Tornando al film di Tarantino, i riferimenti espliciti a personaggi del cinema, che non vediamo ma che sono realmente esistiti, come per esempio il più volte citato Sergio Corbucci, servono al regista di Knoxville a pigiare ancor di più sull’acceleratore ludico del suo film. La capacità mitopoietica del regista di Pulp Fiction esplode letteralmente, inventando una serie di titoli mai girati da Corbucci e dai suoi colleghi degli spaghetti western e dei film di genere, ma perfettamente credibili e coerenti alle loro filmografie.

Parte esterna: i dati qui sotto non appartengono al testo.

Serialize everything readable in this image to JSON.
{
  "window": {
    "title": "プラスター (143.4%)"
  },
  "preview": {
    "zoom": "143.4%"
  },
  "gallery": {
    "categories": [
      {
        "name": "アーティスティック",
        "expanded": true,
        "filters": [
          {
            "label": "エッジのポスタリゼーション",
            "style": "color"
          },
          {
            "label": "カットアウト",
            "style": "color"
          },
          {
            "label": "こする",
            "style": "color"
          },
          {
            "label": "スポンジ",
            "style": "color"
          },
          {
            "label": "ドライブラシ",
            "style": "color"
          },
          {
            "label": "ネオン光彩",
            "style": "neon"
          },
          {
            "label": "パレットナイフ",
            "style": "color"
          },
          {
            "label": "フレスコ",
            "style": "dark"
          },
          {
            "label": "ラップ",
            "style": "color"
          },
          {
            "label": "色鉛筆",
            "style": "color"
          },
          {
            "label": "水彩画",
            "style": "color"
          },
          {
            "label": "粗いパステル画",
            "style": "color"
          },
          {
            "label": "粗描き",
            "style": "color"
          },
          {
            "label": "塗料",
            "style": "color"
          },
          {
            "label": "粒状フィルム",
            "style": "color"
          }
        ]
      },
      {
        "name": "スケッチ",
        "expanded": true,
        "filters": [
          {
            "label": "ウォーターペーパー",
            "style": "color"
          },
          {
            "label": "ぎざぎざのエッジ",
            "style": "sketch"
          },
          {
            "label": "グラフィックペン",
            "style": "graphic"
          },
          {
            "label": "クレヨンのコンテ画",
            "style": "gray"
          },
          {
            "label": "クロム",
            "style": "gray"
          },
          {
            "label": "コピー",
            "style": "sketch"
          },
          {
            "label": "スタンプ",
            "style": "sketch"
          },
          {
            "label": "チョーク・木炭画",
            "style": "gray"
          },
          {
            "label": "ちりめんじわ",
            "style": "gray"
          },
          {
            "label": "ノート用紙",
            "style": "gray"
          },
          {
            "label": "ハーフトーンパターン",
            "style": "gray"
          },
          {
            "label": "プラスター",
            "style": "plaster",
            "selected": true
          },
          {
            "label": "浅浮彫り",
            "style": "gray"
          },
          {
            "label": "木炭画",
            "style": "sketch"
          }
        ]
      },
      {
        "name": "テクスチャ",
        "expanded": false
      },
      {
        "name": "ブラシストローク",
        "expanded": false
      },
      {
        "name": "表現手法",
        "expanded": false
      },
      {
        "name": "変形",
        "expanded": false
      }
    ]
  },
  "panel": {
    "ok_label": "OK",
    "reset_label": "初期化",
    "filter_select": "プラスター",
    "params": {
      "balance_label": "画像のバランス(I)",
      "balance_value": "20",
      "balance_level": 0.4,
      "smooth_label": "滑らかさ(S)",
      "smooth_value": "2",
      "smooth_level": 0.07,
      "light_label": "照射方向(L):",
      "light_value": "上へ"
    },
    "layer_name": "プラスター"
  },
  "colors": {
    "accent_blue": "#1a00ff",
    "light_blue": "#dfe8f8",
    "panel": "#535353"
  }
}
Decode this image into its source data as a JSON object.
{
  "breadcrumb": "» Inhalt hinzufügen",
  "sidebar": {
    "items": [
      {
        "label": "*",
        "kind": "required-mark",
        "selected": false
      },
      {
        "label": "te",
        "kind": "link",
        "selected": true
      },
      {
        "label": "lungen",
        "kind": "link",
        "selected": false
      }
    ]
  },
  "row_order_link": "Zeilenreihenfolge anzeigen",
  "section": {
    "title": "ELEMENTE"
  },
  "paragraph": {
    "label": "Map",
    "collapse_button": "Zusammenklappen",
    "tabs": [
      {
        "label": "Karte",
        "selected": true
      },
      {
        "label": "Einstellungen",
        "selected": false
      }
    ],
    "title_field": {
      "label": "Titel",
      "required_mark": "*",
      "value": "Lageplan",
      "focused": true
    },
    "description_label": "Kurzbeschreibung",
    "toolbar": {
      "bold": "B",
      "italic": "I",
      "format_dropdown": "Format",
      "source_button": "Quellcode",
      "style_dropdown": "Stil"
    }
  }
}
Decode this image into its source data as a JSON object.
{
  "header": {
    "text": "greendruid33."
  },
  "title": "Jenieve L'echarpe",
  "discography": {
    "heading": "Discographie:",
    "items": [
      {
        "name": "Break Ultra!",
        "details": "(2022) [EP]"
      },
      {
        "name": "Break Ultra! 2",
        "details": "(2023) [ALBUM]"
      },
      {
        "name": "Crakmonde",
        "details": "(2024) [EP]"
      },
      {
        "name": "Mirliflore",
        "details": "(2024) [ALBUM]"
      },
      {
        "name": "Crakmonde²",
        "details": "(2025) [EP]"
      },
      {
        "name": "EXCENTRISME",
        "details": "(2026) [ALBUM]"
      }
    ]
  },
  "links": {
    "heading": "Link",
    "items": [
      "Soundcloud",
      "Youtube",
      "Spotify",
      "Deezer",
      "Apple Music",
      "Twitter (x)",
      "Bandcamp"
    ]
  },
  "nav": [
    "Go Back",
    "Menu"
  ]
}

Ce ne fa intravedere perfino scene e locandine. È questo forse il più grande e magico atto ri-fondativo del passato operato da Tarantino, ancor più che il diverso esito della strage di Bel-Air.
il cinema come macchina per rifondare il passato
I due portentosi esempi che abbiamo esaminato sono il frutto di operazioni post-moderne, con tutto il portato teorico che tale termine implica, realizzate da due autori innamorati della macchina cinematografica intesa come costruttrice di mondi che, nella loro scaltra verosimiglianza, prendono il posto della realtà di un’epoca e ne rifondano il ricordo. Tarantino e Anderson rievocano un passato che hanno potuto conoscere solo di striscio, quando erano molto piccoli, e dunque la loro riscrittura si basa anch’essa su un ricordo già filtrato, attraverso i prodotti pop che quell’epoca ha confezionato. Ecco che le riscritture da loro operate si basano non su un ricordo reale, bensì su una ricostruzione-rifondazione esponenzialmente raddoppiata. Dove è rimasta dunque la realtà storica in tutto questo? Dove sono i reali 1969 e 1973 in cui sono ambientati i due film? A noi spettatori la risposta non importa perché al cinema ciò che conta sono il sogno e la leggenda, e “se la leggenda diventa realtà, vince la leggenda”.